A chamada “Via Campesina”, que reúne o Movimento dos Sem Terra (MST), a Comissão Pastoral da Terra (CPT) e o Movimento dos Atingidos por Barragens (MAB) na Paraíba, está programando uma série de invasões, que deverão começar na próxima semana, no Estado. As ocupações são parte de uma jornada de luta pela reforma agrária e contra o modelo econômico do governo federal, que está sendo intensificada esta semana em todo o País. Segundo os organizadores do movimento, as propriedades a serem ocupadas já estão escolhidas, mas os dias exatos em que acontecerão as invasões deverão ser definidos de acordo com a infra-estrutura que o movimento tiver. Entre eles já há quem fale em setembro, outubro e novembro vermelhos. As ocupações, segundo os sem-terra, é uma forma de pressionar o governo a acelerar a reforma agrária.
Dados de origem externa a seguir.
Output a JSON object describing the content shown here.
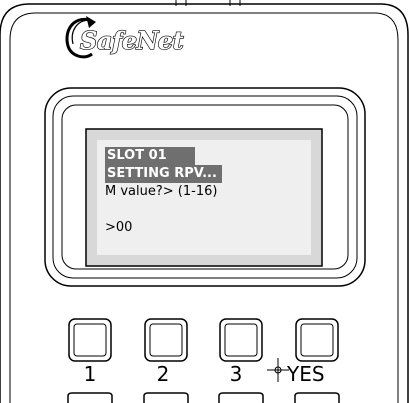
{
  "device": {
    "brand": "SafeNet"
  },
  "lcd": {
    "line1": "SLOT 01",
    "line2": "SETTING RPV...",
    "line3": "M value?> (1-16)",
    "line5": ">00"
  },
  "keypad": {
    "keys": [
      {
        "label": "1"
      },
      {
        "label": "2"
      },
      {
        "label": "3"
      },
      {
        "label": "YES"
      }
    ]
  }
}
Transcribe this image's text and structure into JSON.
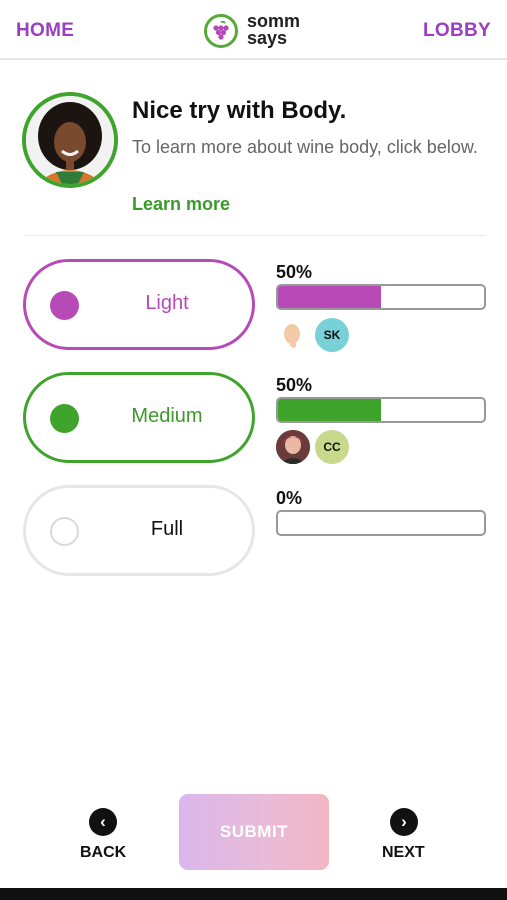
{
  "header": {
    "home_label": "HOME",
    "lobby_label": "LOBBY",
    "logo_line1": "somm",
    "logo_line2": "says"
  },
  "feedback": {
    "title": "Nice try with Body.",
    "body": "To learn more about wine body, click below.",
    "link": "Learn more"
  },
  "options": [
    {
      "label": "Light",
      "percent_text": "50%",
      "percent": 50,
      "color": "#b84ab8",
      "voters": [
        "",
        "SK"
      ]
    },
    {
      "label": "Medium",
      "percent_text": "50%",
      "percent": 50,
      "color": "#3fa42b",
      "voters": [
        "",
        "CC"
      ]
    },
    {
      "label": "Full",
      "percent_text": "0%",
      "percent": 0,
      "color": "#d9d9d9",
      "voters": []
    }
  ],
  "voter_colors": {
    "sk": "#77d1d6",
    "cc": "#c7d98a"
  },
  "nav": {
    "back_label": "BACK",
    "next_label": "NEXT",
    "submit_label": "SUBMIT"
  },
  "icons": {
    "back": "chevron-left-icon",
    "next": "chevron-right-icon",
    "logo": "grape-icon"
  }
}
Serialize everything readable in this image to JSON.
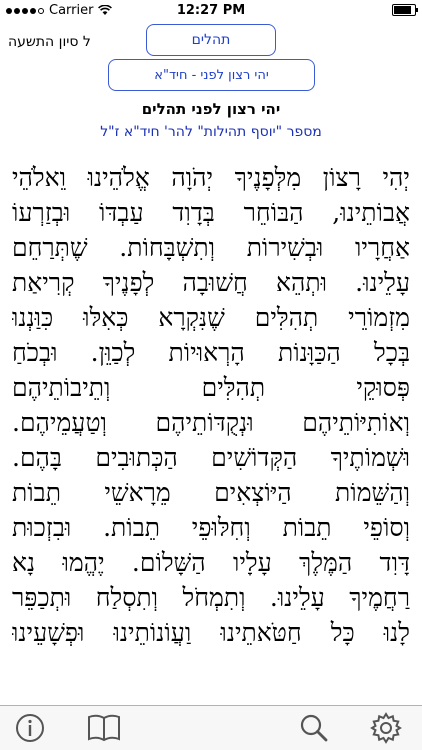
{
  "status_bar": {
    "carrier": "Carrier",
    "time": "12:27 PM",
    "battery_level": 0.9
  },
  "nav": {
    "progress_text": "ל סיון התשעה",
    "tehillim_button": "תהלים",
    "prayer_button": "יהי רצון לפני - חיד\"א"
  },
  "content": {
    "heading": "יהי רצון לפני תהלים",
    "subheading": "מספר \"יוסף תהילות\" להר' חיד\"א ז\"ל",
    "lines": [
      "יְהִי רָצוֹן מִלְּפָנֶיךָ יְהֹוָה אֱלֹהֵינוּ וֵאלֹהֵי",
      "אֲבוֹתֵינוּ, הַבּוֹחֵר בְּדָוִד עַבְדּוֹ וּבְזַרְעוֹ",
      "אַחֲרָיו וּבְשִׁירוֹת וְתִשְׁבָּחוֹת. שֶׁתְּרַחֵם",
      "עָלֵינוּ. וּתְהֵא חֲשׁוּבָה לְפָנֶיךָ קְרִיאַת",
      "מִזְמוֹרֵי תְהִלִּים שֶׁנִּקְרָא כְּאִלּוּ כִּוַּנְנוּ",
      "בְּכָל הַכַּוָּנוֹת הָרְאוּיוֹת לְכַוֵּן. וּבְכֹחַ",
      "פְּסוּקֵי תְהִלִּים וְתֵיבוֹתֵיהֶם",
      "וְאוֹתִיּוֹתֵיהֶם וּנְקֻדּוֹתֵיהֶם וְטַעֲמֵיהֶם.",
      "וּשְׁמוֹתֶיךָ הַקְּדוֹשִׁים הַכְּתוּבִים בָּהֶם.",
      "וְהַשֵּׁמוֹת הַיּוֹצְאִים מֵרָאשֵׁי תֵבוֹת",
      "וְסוֹפֵי תֵבוֹת וְחִלּוּפֵי תֵבוֹת. וּבִזְכוּת",
      "דָּוִד הַמֶּלֶךְ עָלָיו הַשָּׁלוֹם. יֶהֱמוּ נָא",
      "רַחֲמֶיךָ עָלֵינוּ. וְתִמְחֹל וְתִסְלַח וּתְכַפֵּר",
      "לָנוּ כָּל חַטֹּאתֵינוּ וַעֲוֹנוֹתֵינוּ וּפְשָׁעֵינוּ"
    ]
  },
  "toolbar": {
    "info_icon": "info-icon",
    "book_icon": "book-icon",
    "search_icon": "search-icon",
    "settings_icon": "gear-icon"
  },
  "colors": {
    "accent": "#1f3fc9",
    "subheading": "#1b2fb5",
    "toolbar_bg": "#f7f7f7",
    "icon": "#555555"
  }
}
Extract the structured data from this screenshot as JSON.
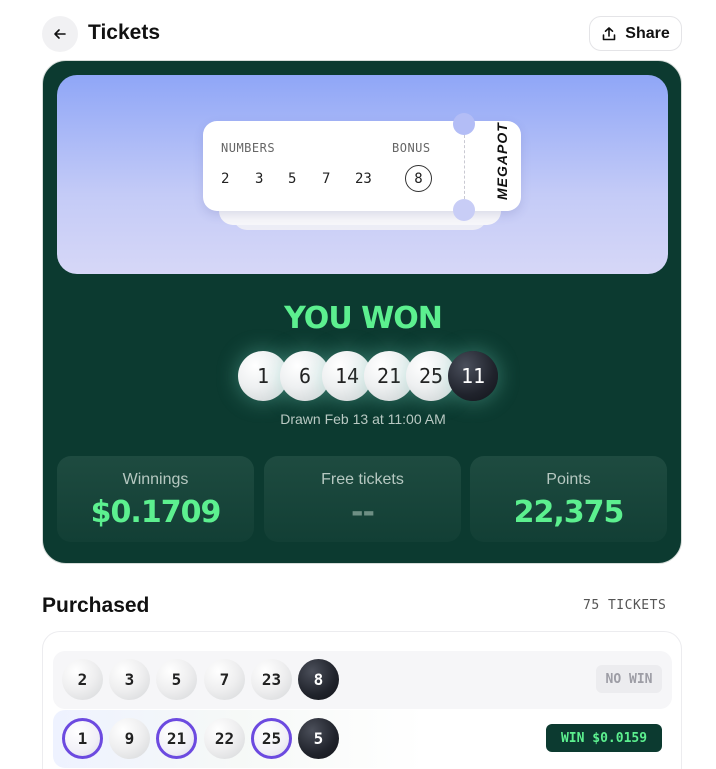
{
  "header": {
    "title": "Tickets",
    "share_label": "Share"
  },
  "hero_ticket": {
    "numbers_label": "NUMBERS",
    "bonus_label": "BONUS",
    "numbers": [
      "2",
      "3",
      "5",
      "7",
      "23"
    ],
    "bonus": "8",
    "brand": "MEGAPOT"
  },
  "result": {
    "headline": "YOU WON",
    "drawn_balls": [
      "1",
      "6",
      "14",
      "21",
      "25"
    ],
    "drawn_bonus": "11",
    "drawn_text": "Drawn Feb 13 at 11:00 AM"
  },
  "stats": [
    {
      "label": "Winnings",
      "value": "$0.1709"
    },
    {
      "label": "Free tickets",
      "value": "--"
    },
    {
      "label": "Points",
      "value": "22,375"
    }
  ],
  "purchased": {
    "title": "Purchased",
    "count_label": "75 TICKETS",
    "rows": [
      {
        "numbers": [
          "2",
          "3",
          "5",
          "7",
          "23"
        ],
        "bonus": "8",
        "result": "NO WIN"
      },
      {
        "numbers": [
          "1",
          "9",
          "21",
          "22",
          "25"
        ],
        "bonus": "5",
        "matched": [
          "1",
          "21",
          "25"
        ],
        "result": "WIN $0.0159"
      }
    ]
  },
  "colors": {
    "card_bg": "#0c3a30",
    "accent_green": "#5cf08f",
    "match_ring": "#6c4ae0"
  }
}
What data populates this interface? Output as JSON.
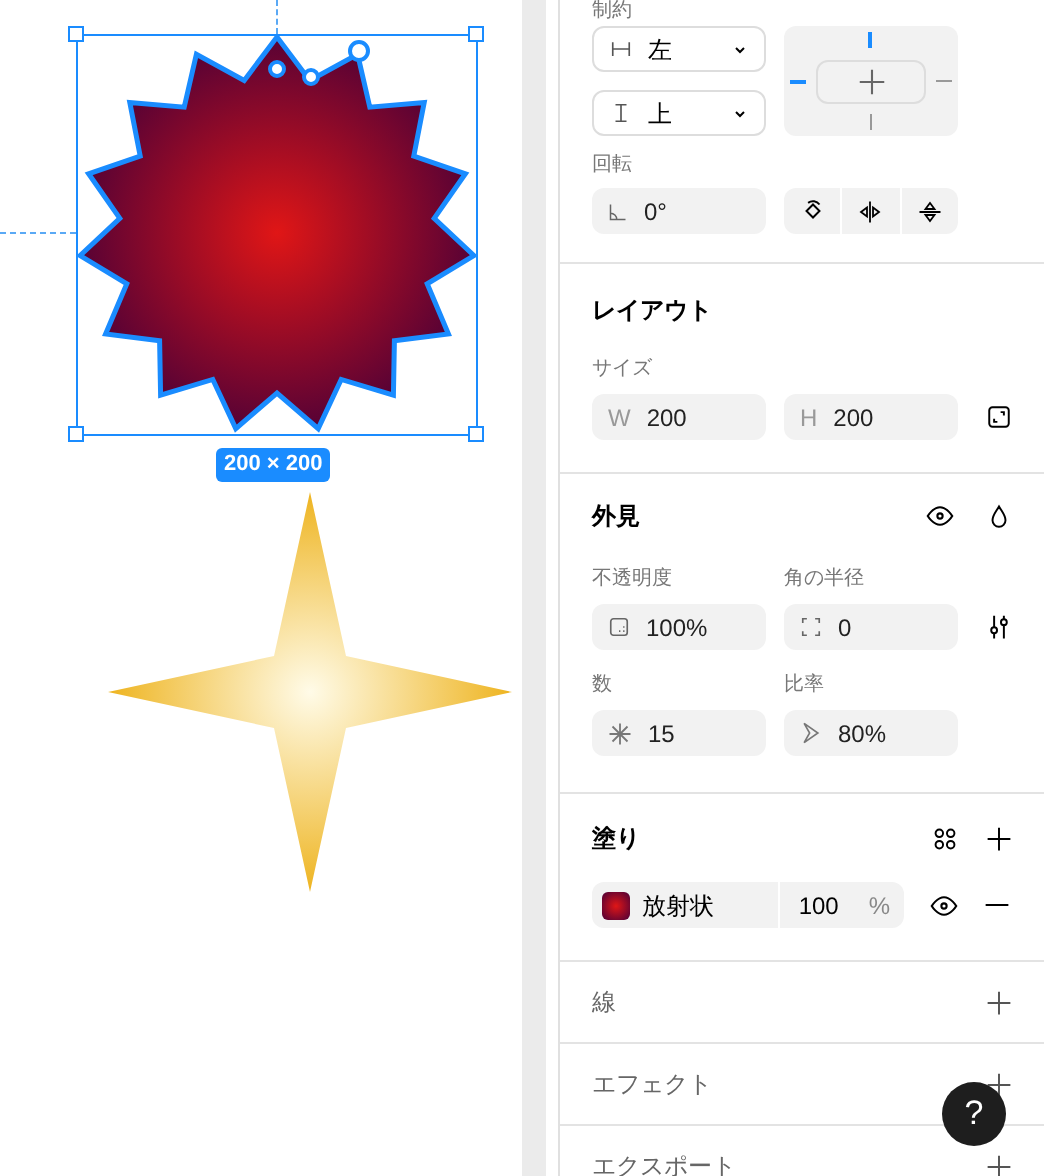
{
  "canvas": {
    "size_label": "200 × 200"
  },
  "constraints": {
    "label": "制約",
    "horizontal": "左",
    "vertical": "上",
    "pins": {
      "top": true,
      "left": true,
      "right": false,
      "bottom": false
    }
  },
  "rotation": {
    "label": "回転",
    "value": "0°"
  },
  "layout": {
    "title": "レイアウト",
    "size_label": "サイズ",
    "width": {
      "prefix": "W",
      "value": "200"
    },
    "height": {
      "prefix": "H",
      "value": "200"
    }
  },
  "appearance": {
    "title": "外見",
    "opacity": {
      "label": "不透明度",
      "value": "100%"
    },
    "radius": {
      "label": "角の半径",
      "value": "0"
    },
    "count": {
      "label": "数",
      "value": "15"
    },
    "ratio": {
      "label": "比率",
      "value": "80%"
    }
  },
  "fill": {
    "title": "塗り",
    "type": "放射状",
    "opacity": "100",
    "unit": "%"
  },
  "sections": [
    {
      "title": "線"
    },
    {
      "title": "エフェクト"
    },
    {
      "title": "エクスポート"
    }
  ],
  "help": "?"
}
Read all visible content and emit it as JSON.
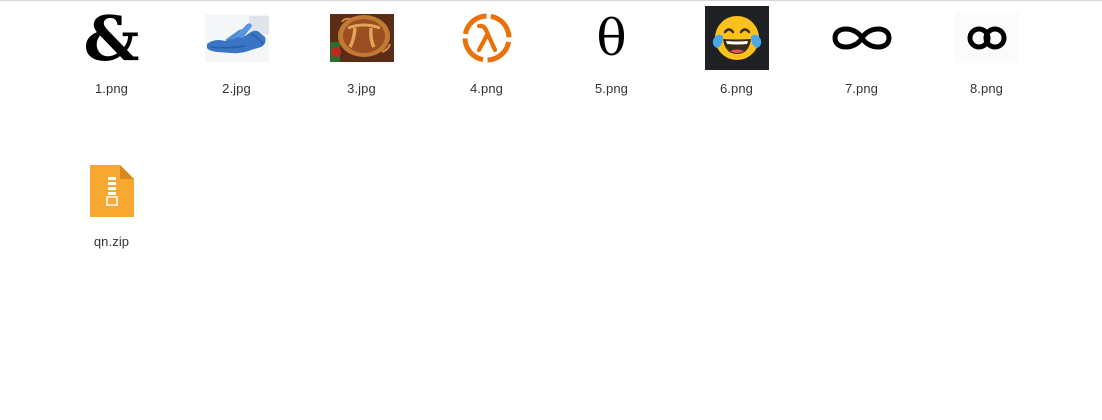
{
  "files": [
    {
      "name": "1.png",
      "icon": "ampersand-icon",
      "glyph": "&"
    },
    {
      "name": "2.jpg",
      "icon": "gloved-hand-photo"
    },
    {
      "name": "3.jpg",
      "icon": "pi-pie-photo"
    },
    {
      "name": "4.png",
      "icon": "lambda-logo-icon",
      "color": "#e8710a"
    },
    {
      "name": "5.png",
      "icon": "theta-icon",
      "glyph": "θ"
    },
    {
      "name": "6.png",
      "icon": "laughing-crying-emoji-icon"
    },
    {
      "name": "7.png",
      "icon": "infinity-icon"
    },
    {
      "name": "8.png",
      "icon": "linked-loops-icon"
    },
    {
      "name": "qn.zip",
      "icon": "zip-archive-icon",
      "color": "#f6a830"
    }
  ]
}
Na Paraíba, uma caminhada está chegando hoje à capital e uma comissão pretende ser recebida pelo governador Cássio Cunha Lima. Segundo Dirlei Aparecida Schiochet, uma das coordenadoras do movimento, caso a audiência não aconteça, os trabalhadores farão uma série de movimentos na cidade, que disse serem “de forte impacto social”. Um dos movimentos será a ocupação da Praça João Pessoa. Na pauta da audiência, os trabalhadores querem discutir com o governador a desapropriação de seis das dez áreas inclusas no convênio firmado com o Instituto Nacional de Reforma Agrária, no meio do ano passado. Segundo o advogado da CPT, Noaldo Meireles, até agora só foram desapropriadas as fazendas Santa Emília, em Pedras de Fogo, Maravalha, em São Miguel de Taipu, a Mata de Navalha e a Fazenda Tambauzinho, em Santa Rita. Para Dirlei, o governo deve acelerar o processo de desapropriação. Ainda sobre esse assunto, os trabalhadores querem discutir a forma de desapropriação, através dos modelos de desapropriação por interesse público e por intermédio do Banco da Terra. Segundo Dirlei, a Paraíba ainda possui 2,5 mil famílias em acampamentos, à espera de terra para morar. Essas pessoas estão distribuídas em 39 locais, todos considerados áreas de conflito. “As fazendas Nêgo Fuba e Tambauzinho, no município de Santa Rita e a Fazenda Esperança, na cidade de Esperança, são os locais mais difíceis”, concluiu.